Pursuant to the analysis of the five photovoltaic systems, one notices that these photovoltaic systems consist of different components, which obviously hampers the analysis process of the technical solutions. Also, pursuant to the analysis of the five photovoltaic systems, one notices that these photovoltaic systems have their advantages and disadvantages, therefore the various alternatives must be very carefully analyzed. Considering that the various photovoltaic systems have different components, considering that they have a series of advantages and disadvantages, and considering that they have different investment and operation costs, in practice both designers and beneficiaries encounter problems when it comes to select photovoltaic systems. In this context, when selecting photovoltaic systems, we propose: • • • •

to minimize the surface of photovoltaic cells for the production of 1 kWh of electricity, criterion C1; to maximize the ratio capacity/surface for the photovoltaic cell, criterion C2; to minimize the cost of the photovoltaic cell, criterion C3; to minimize the ratio between the cost of the photovoltaic cell / the cost of the photovoltaic system, criterion C4.

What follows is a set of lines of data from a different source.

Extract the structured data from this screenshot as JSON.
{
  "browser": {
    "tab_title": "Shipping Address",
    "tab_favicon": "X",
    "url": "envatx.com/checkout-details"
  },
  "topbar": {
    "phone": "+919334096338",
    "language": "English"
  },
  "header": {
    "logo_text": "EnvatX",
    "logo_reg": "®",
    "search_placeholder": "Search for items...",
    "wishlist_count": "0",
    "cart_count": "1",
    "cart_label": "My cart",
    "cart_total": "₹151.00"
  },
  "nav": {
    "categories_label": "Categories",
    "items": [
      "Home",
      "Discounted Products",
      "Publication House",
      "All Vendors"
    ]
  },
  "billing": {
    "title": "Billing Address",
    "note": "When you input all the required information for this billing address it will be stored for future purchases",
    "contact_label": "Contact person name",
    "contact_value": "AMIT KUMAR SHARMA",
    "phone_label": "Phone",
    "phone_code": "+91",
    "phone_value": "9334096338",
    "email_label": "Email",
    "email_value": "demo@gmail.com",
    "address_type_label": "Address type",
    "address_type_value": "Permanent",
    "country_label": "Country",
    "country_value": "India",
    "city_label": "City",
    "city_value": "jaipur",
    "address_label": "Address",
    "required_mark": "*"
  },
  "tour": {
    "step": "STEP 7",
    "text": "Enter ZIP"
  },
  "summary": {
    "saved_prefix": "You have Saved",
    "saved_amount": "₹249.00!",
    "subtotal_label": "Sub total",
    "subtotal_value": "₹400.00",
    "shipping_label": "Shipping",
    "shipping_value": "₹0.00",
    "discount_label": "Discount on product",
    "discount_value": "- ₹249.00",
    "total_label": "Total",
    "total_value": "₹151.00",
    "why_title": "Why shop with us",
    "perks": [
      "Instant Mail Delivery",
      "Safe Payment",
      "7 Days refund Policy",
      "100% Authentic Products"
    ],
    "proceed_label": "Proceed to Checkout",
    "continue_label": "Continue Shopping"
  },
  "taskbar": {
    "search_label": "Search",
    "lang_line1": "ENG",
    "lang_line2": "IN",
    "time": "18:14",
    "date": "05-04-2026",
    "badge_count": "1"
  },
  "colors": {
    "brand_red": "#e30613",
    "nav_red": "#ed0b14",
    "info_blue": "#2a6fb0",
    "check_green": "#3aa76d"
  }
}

2.2. Methods In this paper, the technical criteria shall be chosen based on the ELECTRE-Boldur Method. ELECTRE acronym stands for the initials of the method’s name: ELimination Et Choix Traduisent la REalité {Elimination and Choice Expressing Reality} [7]. The ELECTRE Method was elaborated in 1965, at S.E.M.A. Paris (Societe d'Economie et de Mathematique Appliquees), by a team of French researchers led by B. Roy. The ELECTRE-Boldur Method was proposed by teacher Gheorge Boldur-LăĠescu. In order to simplify and make the method operational in the meaning of the theory of utility, the author proposed the use of certain normalized concordance and discordance coefficients. These coefficients, marked c*(.,.), d*(.,.) are calculated based on utilities “Uij” estimated for the consequences “aij” from the decision/making matrix ’’A’’, according to the procedure Neumann-Morgenstern [8]. In our opinion, applying the ELECTRE-Boldur method involves ten steps, as presented below: Step 1: Establishing the decision-making variants. In this stage, the set of alternatives that can be applied shall be identified, while the data shall be written in the alternatives matrix A = [Ai]. Where i = 1...n, represents the number of alternatives. Step 2: Establishing the decision-making criteria. Here we shall identify the criteria (objectives) that shall be used for the selection of the alternatives, while the data shall be written in the decision criteria matrix C = [Cj]. Where j = 1...m, represents the number of criteria. Step 3: Filling in the performance matrix, where the performance of the alternatives shall be identified for each criterion, and the data shall be written in the performance matrix P = [Pij].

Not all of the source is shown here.